"You're very cheerful, Mandy," said Smith.
"And why not?" asked Mandy. "I'm used to be cheerful when I don't see more than a day or two a'ead. If I'd lied down and died becos I couldn't see grub and a doss three days off, I'd 'ave been corpsed years ago."
"And haven't you anything to make you wish to get back home?" asked Smith.
"Not me," said the Baker; "I'm as good 'ere as anywhere. Give me a job, reg'lar for choice, and a chanst to get married when I'm ready, and I'm all right 'ere or in H'england or Ameriky."
Smith laughed.
"Good old man, and would a black woman suit you?"
"No!" said the Baker seriously, "I bar blacks.
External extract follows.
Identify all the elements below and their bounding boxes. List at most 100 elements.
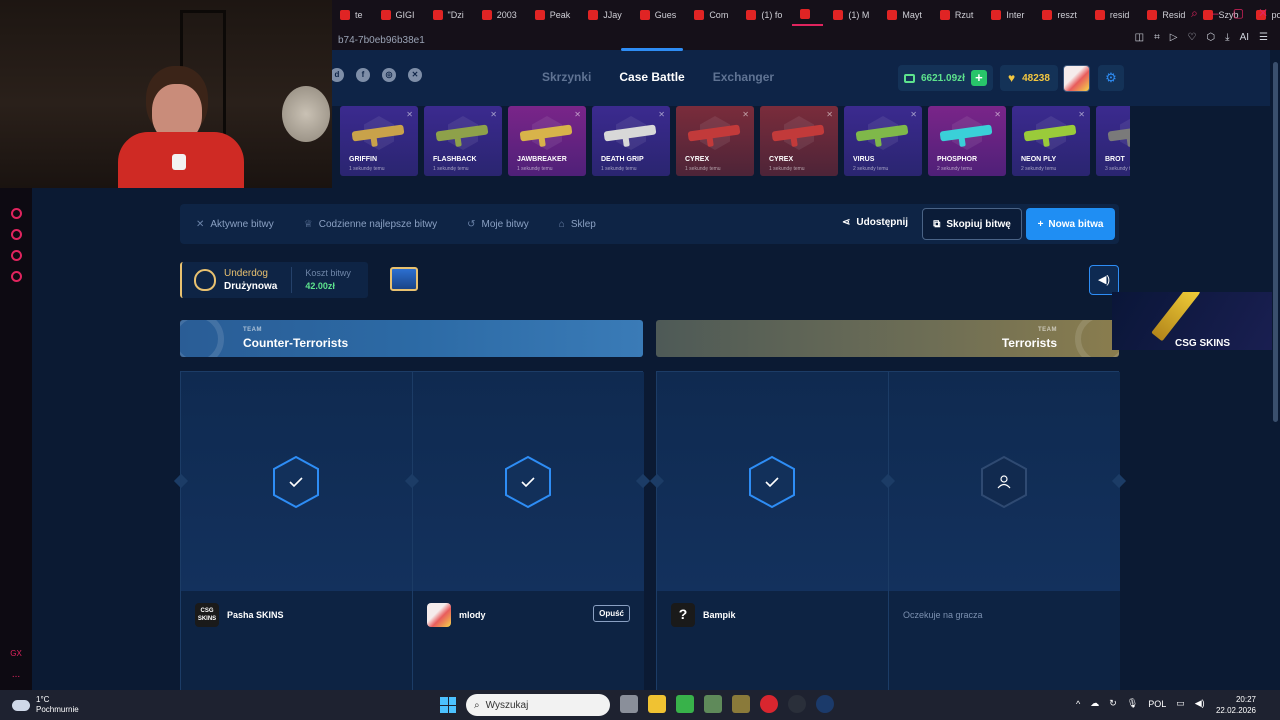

I want my kids such as will wash white onst a week anyhow. I knowed a woman in the H'east End, she lived in Dragon Court, Whitechapel, as married a nigger, and the time 'er kids 'ad was 'orrid. The hother women took to washin' their kids twiced a week regular, just out of spite, for they 'ated her bad. Her man was 'ead porter to a music 'all, and got 'eaps of tips." And he took to singing,
"She's my rorty carrotty Sal,
And she comes from Whitechap-al,"
with such an air of intense enjoyment and total disengagement from his surroundings, that Smith gave way, and shouted with laughter.
"What yer laffin' at?" asked the Baker with a grin.